Keep the kitchen safe – Cooking is the No. 1 cause of home fires
  • Stay in the kitchen when you are frying, grilling, broiling or boiling food. If you leave the kitchen, turn the burner off.
  • Keep things that can burn away from your cooking area.
  • Turn pot handles toward the back of the stove so they won’t get bumped.
  • Make sure you are awake and alert when cooking. Remember, alcohol and some drugs can make you sleepy.

Handle the hot stuff – Heating is the second leading cause of home fires
  • Keep anything that can burn at least three feet away from fireplaces, wood stoves, portable heaters and radiators.
  • When you leave a room or go to bed, turn heaters off or unplug them.
  • Have your furnace, chimney and chimney connector inspected by a professional each winter.
  • Make repairs before cool weather sets in.
  • Make sure your portable/space heater has an automatic shut-off switch that turns it off if it tips over.

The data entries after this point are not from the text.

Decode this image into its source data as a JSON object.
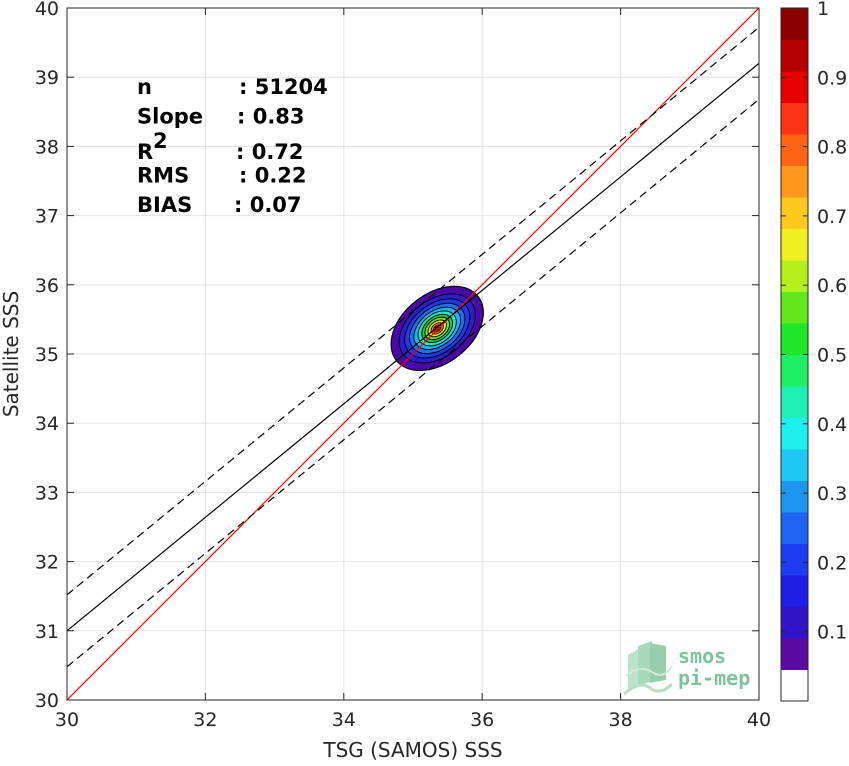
{
  "chart_data": {
    "type": "contour",
    "xlabel": "TSG (SAMOS) SSS",
    "ylabel": "Satellite SSS",
    "xlim": [
      30,
      40
    ],
    "ylim": [
      30,
      40
    ],
    "x_ticks": [
      "30",
      "32",
      "34",
      "36",
      "38",
      "40"
    ],
    "y_ticks": [
      "30",
      "31",
      "32",
      "33",
      "34",
      "35",
      "36",
      "37",
      "38",
      "39",
      "40"
    ],
    "grid": true,
    "stats": [
      {
        "label": "n",
        "value": ": 51204"
      },
      {
        "label": "Slope",
        "value": ": 0.83"
      },
      {
        "label": "R",
        "sup": "2",
        "value": ": 0.72"
      },
      {
        "label": "RMS",
        "value": ": 0.22"
      },
      {
        "label": "BIAS",
        "value": ": 0.07"
      }
    ],
    "lines": [
      {
        "role": "one-to-one",
        "color": "#ff0000",
        "style": "solid",
        "points": [
          [
            30,
            30
          ],
          [
            40,
            40
          ]
        ]
      },
      {
        "role": "regression",
        "color": "#000000",
        "style": "solid",
        "points": [
          [
            30,
            31.0
          ],
          [
            40,
            39.2
          ]
        ]
      },
      {
        "role": "regression-upper",
        "color": "#000000",
        "style": "dashed",
        "points": [
          [
            30,
            31.52
          ],
          [
            40,
            39.72
          ]
        ]
      },
      {
        "role": "regression-lower",
        "color": "#000000",
        "style": "dashed",
        "points": [
          [
            30,
            30.48
          ],
          [
            40,
            38.68
          ]
        ]
      }
    ],
    "density_contours": {
      "center": [
        35.35,
        35.37
      ],
      "rotation_deg": 38,
      "levels": [
        0.05,
        0.1,
        0.15,
        0.2,
        0.3,
        0.4,
        0.5,
        0.6,
        0.7,
        0.8,
        0.9,
        1.0
      ],
      "colors": [
        "#4b0aa8",
        "#2d1ec8",
        "#1f3ae6",
        "#1f6ef0",
        "#1fb4f0",
        "#1fe6c8",
        "#1ec83c",
        "#78e61e",
        "#f5e61e",
        "#ff9600",
        "#ff3c00",
        "#c80000"
      ],
      "half_axes": [
        [
          0.75,
          0.5
        ],
        [
          0.62,
          0.41
        ],
        [
          0.53,
          0.35
        ],
        [
          0.45,
          0.3
        ],
        [
          0.38,
          0.25
        ],
        [
          0.31,
          0.21
        ],
        [
          0.25,
          0.17
        ],
        [
          0.2,
          0.135
        ],
        [
          0.15,
          0.1
        ],
        [
          0.1,
          0.068
        ],
        [
          0.062,
          0.042
        ],
        [
          0.03,
          0.022
        ]
      ]
    },
    "colorbar": {
      "range": [
        0,
        1
      ],
      "tick_labels": [
        "0.1",
        "0.2",
        "0.3",
        "0.4",
        "0.5",
        "0.6",
        "0.7",
        "0.8",
        "0.9",
        "1"
      ],
      "colors": [
        "#ffffff",
        "#5a0aa0",
        "#3214c8",
        "#1e1ee6",
        "#1e3cf0",
        "#1e64f0",
        "#1e96f0",
        "#1ec8f0",
        "#1ef0f0",
        "#1ef0b4",
        "#1ef064",
        "#1ee628",
        "#64e61e",
        "#b4f01e",
        "#f0f01e",
        "#ffc81e",
        "#ff961e",
        "#ff6414",
        "#ff3214",
        "#e60000",
        "#b40000",
        "#8c0000"
      ]
    }
  },
  "logo": {
    "line1": "smos",
    "line2": "pi-mep"
  }
}
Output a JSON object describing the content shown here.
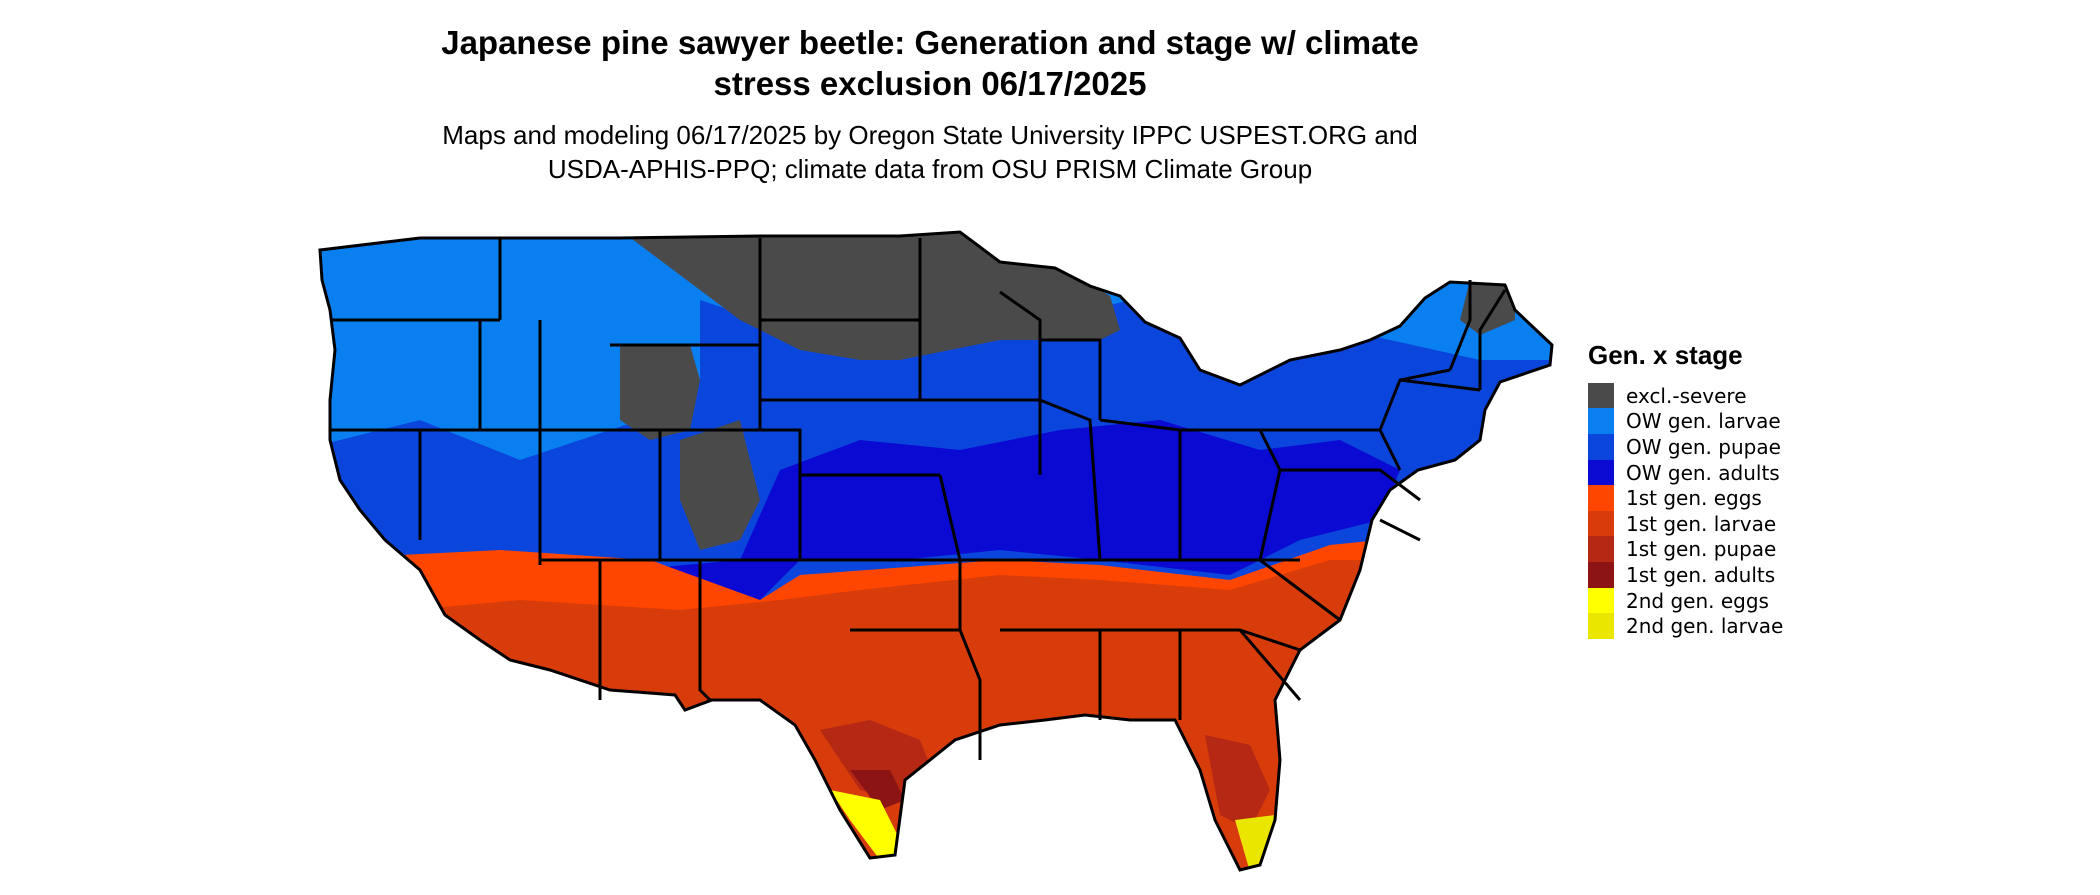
{
  "title_line1": "Japanese pine sawyer beetle: Generation and stage w/ climate",
  "title_line2": "stress exclusion 06/17/2025",
  "subtitle_line1": "Maps and modeling 06/17/2025 by Oregon State University IPPC USPEST.ORG and",
  "subtitle_line2": "USDA-APHIS-PPQ; climate data from OSU PRISM Climate Group",
  "legend": {
    "title": "Gen. x stage",
    "items": [
      {
        "label": "excl.-severe",
        "color": "#4a4a4a"
      },
      {
        "label": "OW gen. larvae",
        "color": "#0a7ff0"
      },
      {
        "label": "OW gen. pupae",
        "color": "#0a46dc"
      },
      {
        "label": "OW gen. adults",
        "color": "#0a0ad2"
      },
      {
        "label": "1st gen. eggs",
        "color": "#ff4600"
      },
      {
        "label": "1st gen. larvae",
        "color": "#d73c0a"
      },
      {
        "label": "1st gen. pupae",
        "color": "#b42814"
      },
      {
        "label": "1st gen. adults",
        "color": "#8c1414"
      },
      {
        "label": "2nd gen. eggs",
        "color": "#ffff00"
      },
      {
        "label": "2nd gen. larvae",
        "color": "#ebe600"
      }
    ]
  }
}
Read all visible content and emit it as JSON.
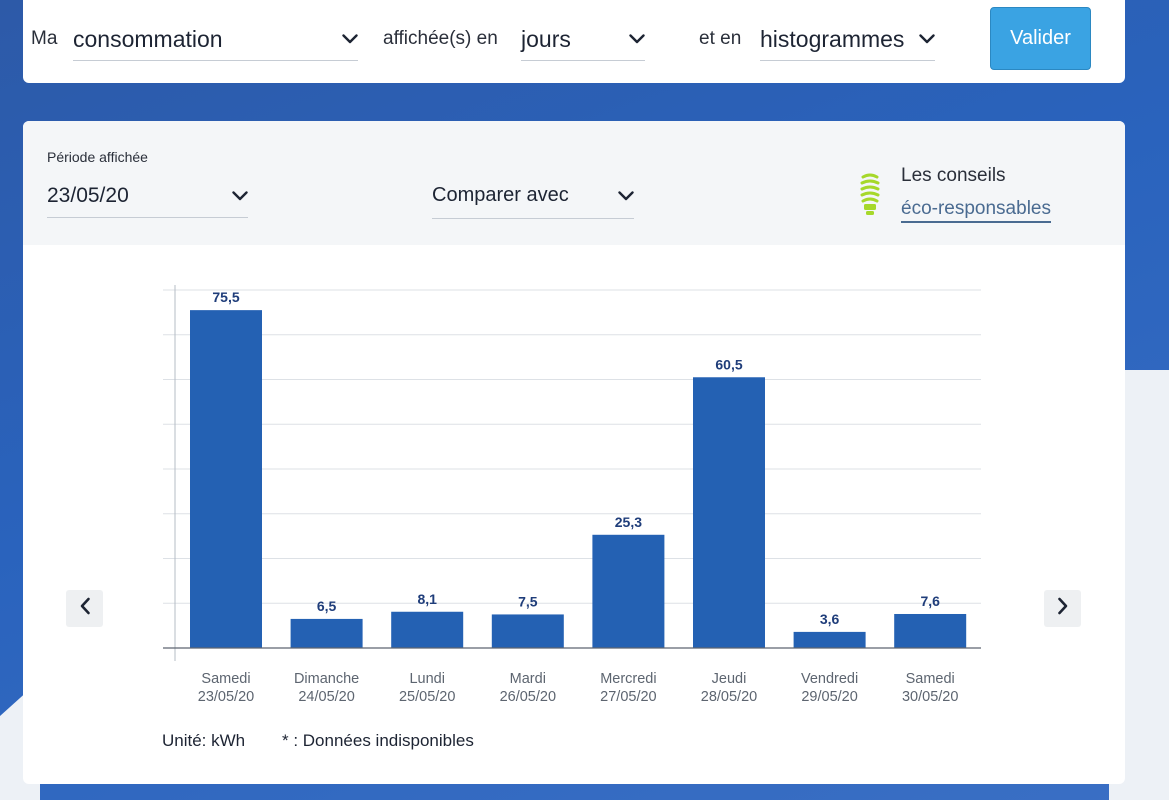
{
  "filter": {
    "prefix_label": "Ma",
    "measure_value": "consommation",
    "middle_label": "affichée(s) en",
    "granularity_value": "jours",
    "suffix_label": "et en",
    "chart_type_value": "histogrammes",
    "submit_label": "Valider"
  },
  "header": {
    "period_label": "Période affichée",
    "period_value": "23/05/20",
    "compare_label": "Comparer avec",
    "tips_title": "Les conseils",
    "tips_link": "éco-responsables"
  },
  "colors": {
    "bar": "#2461b3",
    "label": "#1f3d7a",
    "accent_button": "#3aa3e3",
    "bulb": "#a6d82a"
  },
  "chart_data": {
    "type": "bar",
    "title": "",
    "categories": [
      {
        "day": "Samedi",
        "date": "23/05/20"
      },
      {
        "day": "Dimanche",
        "date": "24/05/20"
      },
      {
        "day": "Lundi",
        "date": "25/05/20"
      },
      {
        "day": "Mardi",
        "date": "26/05/20"
      },
      {
        "day": "Mercredi",
        "date": "27/05/20"
      },
      {
        "day": "Jeudi",
        "date": "28/05/20"
      },
      {
        "day": "Vendredi",
        "date": "29/05/20"
      },
      {
        "day": "Samedi",
        "date": "30/05/20"
      }
    ],
    "values": [
      75.5,
      6.5,
      8.1,
      7.5,
      25.3,
      60.5,
      3.6,
      7.6
    ],
    "value_labels": [
      "75,5",
      "6,5",
      "8,1",
      "7,5",
      "25,3",
      "60,5",
      "3,6",
      "7,6"
    ],
    "ylim": [
      0,
      80
    ],
    "grid": true,
    "ylabel": "",
    "xlabel": ""
  },
  "footer": {
    "unit": "Unité: kWh",
    "unavailable_note": "* : Données indisponibles"
  },
  "nav": {
    "prev_icon": "chevron-left-icon",
    "next_icon": "chevron-right-icon"
  }
}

Turn space heaters off when you leave the room.
  • Heaters can cause fires if they are too close to furniture, beds, curtains or other materials that can burn. Place them accordingly, with a safe distance between.
  • Blow out all candles if you leave the room, get sleepy, or go to bed.
Be smart with electricity
  • Extension cords are for temporary use only. Avoid using when possible.
  • If you have an electrical cord that is frayed or broken, don’t use it.
  • Plug portable heaters directly into the outlet.
  • Plug only one heat-producing appliance into the electrical outlet. (Examples: microwave, coffee maker, and portable heater)
Safety for smokers

Remember, medical oxygen can explode if a flame or spark is nearby. Even if the oxygen is turned off, it can still catch on fire.

Ask all smokers to:

  • Always smoke outside.
  • Use deep, sturdy ashtrays.
  • Put cigarettes all the way out — every time.
  • Put water on cigarette butts before throwing them in the trash.
  • Never smoke in bed or if drowsy.
  • Make sure no one smokes around medical oxygen.